Oklahoma’s budget woes could hamper services, groups say: Groups expressed concern Wednesday that a revenue failure for the current fiscal year and large budget hole for the next fiscal year will seriously hamper the state’s ability to provide core services. Officials said the poor revenue outlook is a result of depressed oil prices. Others blamed revenue lost due to the Legislature’s unwillingness to reduce economic incentives that benefit certain groups and industries. Some pointed toward a series of cuts to the income tax [Tulsa World].
Study shows higher teacher pay would ease teacher shortage, boost student outcomes: Evidence of the teacher shortage crisis facing Oklahoma has become overwhelming and undeniable. Since 2008, Oklahoma has cut per pupil state aid funding for public schools by almost one-quarter after inflation, the most of any state in the nation. The average pay for Oklahoma teachers is now third lowest in the nation and well below that of neighboring states [OK Policy]. This post is the second in a three-part series examining the reasons behind Oklahoma’s teacher shortage and what we can do to fix it; you can read the first post here.
Same foundation that helped OK implement A-F school report cards now involved in system’s revision: Recommendations for revising Oklahoma’s controversial A-F school report card system are set for public release Thursday, but state officials say real change to the system is unlikely in 2016. In a surprise twist, officials at the Oklahoma State Department of Education say Superintendent Hofmeister sought out and is considering the input of the Jeb Bush-founded Foundation for Excellence in Education, which was heavily involved with Oklahoma’s initial implementation of the controversial A-F system, as well as new Tulsa Superintendent Deborah Gist [Tulsa World].

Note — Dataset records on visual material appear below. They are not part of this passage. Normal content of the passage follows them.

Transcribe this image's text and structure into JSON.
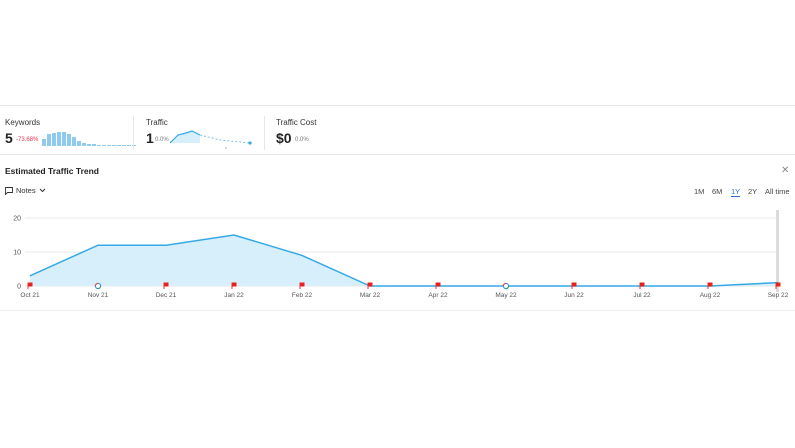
{
  "metrics": {
    "keywords": {
      "label": "Keywords",
      "value": "5",
      "change": "-73.68%",
      "change_color": "#e8384f"
    },
    "traffic": {
      "label": "Traffic",
      "value": "1",
      "change": "0.0%"
    },
    "traffic_cost": {
      "label": "Traffic Cost",
      "value": "$0",
      "change": "0.0%"
    }
  },
  "panel": {
    "title": "Estimated Traffic Trend",
    "close_icon": "close-icon",
    "notes_label": "Notes",
    "notes_icon": "comment-icon",
    "ranges": [
      "1M",
      "6M",
      "1Y",
      "2Y",
      "All time"
    ],
    "active_range": "1Y"
  },
  "colors": {
    "line": "#35a9e7",
    "fill": "#d7effa",
    "flag": "#e8221a",
    "grid": "#e9e9e9"
  },
  "chart_data": {
    "type": "area",
    "categories": [
      "Oct 21",
      "Nov 21",
      "Dec 21",
      "Jan 22",
      "Feb 22",
      "Mar 22",
      "Apr 22",
      "May 22",
      "Jun 22",
      "Jul 22",
      "Aug 22",
      "Sep 22"
    ],
    "values": [
      3,
      12,
      12,
      15,
      9,
      0,
      0,
      0,
      0,
      0,
      0,
      1
    ],
    "yticks": [
      0,
      10,
      20
    ],
    "ylim": [
      0,
      20
    ],
    "grid": true,
    "markers": [
      "flag",
      "google",
      "flag",
      "flag",
      "flag",
      "flag",
      "flag",
      "google",
      "flag",
      "flag",
      "flag",
      "flag"
    ]
  }
}
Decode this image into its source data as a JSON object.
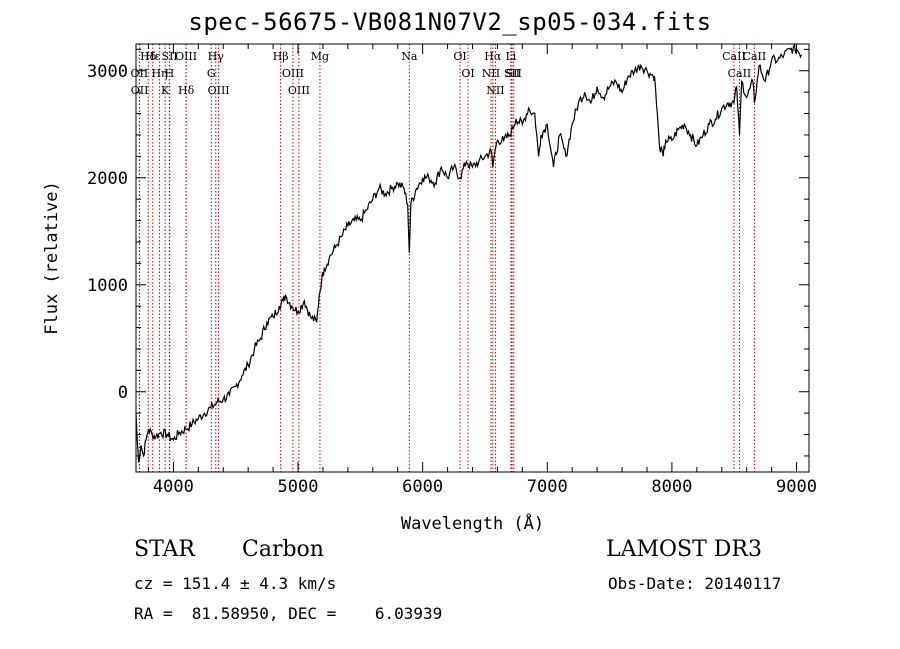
{
  "chart_data": {
    "type": "line",
    "title": "spec-56675-VB081N07V2_sp05-034.fits",
    "xlabel": "Wavelength (Å)",
    "ylabel": "Flux (relative)",
    "xlim": [
      3700,
      9100
    ],
    "ylim": [
      -750,
      3250
    ],
    "x_ticks": [
      4000,
      5000,
      6000,
      7000,
      8000,
      9000
    ],
    "x_tick_labels": [
      "4000",
      "5000",
      "6000",
      "7000",
      "8000",
      "9000"
    ],
    "y_ticks": [
      0,
      1000,
      2000,
      3000
    ],
    "y_tick_labels": [
      "0",
      "1000",
      "2000",
      "3000"
    ],
    "series": [
      {
        "name": "spectrum",
        "x": [
          3700,
          3710,
          3720,
          3740,
          3760,
          3780,
          3800,
          3830,
          3860,
          3900,
          3950,
          4000,
          4050,
          4100,
          4150,
          4200,
          4250,
          4300,
          4350,
          4400,
          4450,
          4500,
          4550,
          4600,
          4650,
          4700,
          4750,
          4800,
          4850,
          4880,
          4900,
          4950,
          5000,
          5050,
          5100,
          5150,
          5170,
          5190,
          5210,
          5250,
          5300,
          5350,
          5400,
          5450,
          5500,
          5550,
          5600,
          5650,
          5700,
          5750,
          5800,
          5850,
          5880,
          5893,
          5905,
          5950,
          6000,
          6050,
          6100,
          6150,
          6200,
          6250,
          6300,
          6350,
          6400,
          6450,
          6500,
          6550,
          6563,
          6580,
          6600,
          6650,
          6700,
          6750,
          6800,
          6850,
          6880,
          6900,
          6930,
          6950,
          7000,
          7050,
          7100,
          7150,
          7200,
          7250,
          7300,
          7350,
          7400,
          7450,
          7500,
          7550,
          7600,
          7650,
          7700,
          7750,
          7800,
          7850,
          7860,
          7900,
          7930,
          7950,
          8000,
          8050,
          8100,
          8150,
          8200,
          8250,
          8300,
          8350,
          8400,
          8450,
          8498,
          8520,
          8542,
          8560,
          8600,
          8650,
          8662,
          8700,
          8750,
          8800,
          8850,
          8900,
          8950,
          9000,
          9040
        ],
        "y": [
          -200,
          -450,
          -650,
          -500,
          -600,
          -450,
          -350,
          -400,
          -420,
          -380,
          -400,
          -450,
          -380,
          -350,
          -300,
          -250,
          -200,
          -150,
          -100,
          -70,
          -30,
          50,
          150,
          250,
          400,
          500,
          650,
          700,
          800,
          850,
          900,
          800,
          750,
          850,
          700,
          650,
          900,
          1050,
          1150,
          1250,
          1350,
          1450,
          1550,
          1600,
          1600,
          1700,
          1800,
          1900,
          1850,
          1900,
          1950,
          1900,
          1750,
          1300,
          1750,
          1900,
          2000,
          2000,
          1950,
          2100,
          2000,
          2100,
          2000,
          2150,
          2100,
          2150,
          2200,
          2250,
          2100,
          2250,
          2350,
          2350,
          2400,
          2550,
          2500,
          2650,
          2600,
          2600,
          2200,
          2400,
          2500,
          2100,
          2400,
          2200,
          2500,
          2700,
          2800,
          2700,
          2850,
          2750,
          2850,
          2900,
          2800,
          2950,
          3000,
          3050,
          3000,
          2950,
          2950,
          2300,
          2200,
          2350,
          2350,
          2450,
          2500,
          2400,
          2300,
          2400,
          2500,
          2550,
          2650,
          2700,
          2700,
          2850,
          2400,
          2900,
          2750,
          2900,
          2700,
          3050,
          2900,
          3100,
          3100,
          3150,
          3200,
          3200,
          3150
        ]
      }
    ],
    "spectral_lines": [
      {
        "label": "Hδ",
        "x": 3798
      },
      {
        "label": "OII",
        "x": 3727
      },
      {
        "label": "OII",
        "x": 3729
      },
      {
        "label": "Hε",
        "x": 3835
      },
      {
        "label": "Hη",
        "x": 3889
      },
      {
        "label": "K",
        "x": 3934
      },
      {
        "label": "SII",
        "x": 3970
      },
      {
        "label": "H",
        "x": 3968
      },
      {
        "label": "Hδ",
        "x": 4102
      },
      {
        "label": "OIII",
        "x": 4102
      },
      {
        "label": "Hγ",
        "x": 4340
      },
      {
        "label": "G",
        "x": 4304
      },
      {
        "label": "OIII",
        "x": 4363
      },
      {
        "label": "Hβ",
        "x": 4861
      },
      {
        "label": "OIII",
        "x": 4959
      },
      {
        "label": "OIII",
        "x": 5007
      },
      {
        "label": "Mg",
        "x": 5176
      },
      {
        "label": "Na",
        "x": 5893
      },
      {
        "label": "OI",
        "x": 6300
      },
      {
        "label": "OI",
        "x": 6364
      },
      {
        "label": "Hα",
        "x": 6563
      },
      {
        "label": "NII",
        "x": 6548
      },
      {
        "label": "NII",
        "x": 6584
      },
      {
        "label": "SII",
        "x": 6717
      },
      {
        "label": "Li",
        "x": 6708
      },
      {
        "label": "SII",
        "x": 6731
      },
      {
        "label": "CaII",
        "x": 8498
      },
      {
        "label": "CaII",
        "x": 8542
      },
      {
        "label": "CaII",
        "x": 8662
      }
    ]
  },
  "info": {
    "object_type": "STAR",
    "subclass": "Carbon",
    "survey": "LAMOST DR3",
    "redshift_text": "cz = 151.4 ± 4.3 km/s",
    "obs_date": "Obs-Date: 20140117",
    "coords_text": "RA =  81.58950, DEC =    6.03939"
  },
  "colors": {
    "spectrum": "#000000",
    "line_marker": "#c00000",
    "axes": "#000000"
  }
}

Gratias Deus pro Mississippi: While Oklahoma’s official motto is “Labor omnia vincit,” or “Labor conquers all things,” last week brought another sad reminder of why our unofficial motto seems to be “Gratias Deus pro Mississippi,” or “Thank God for Mississippi.” In a national score card of state health system performance released by the Commonwealth Fund, Oklahoma dropped to 50th place among all the states and the District of Columbia, surpassing only Mississippi [David Blatt / Journal Record].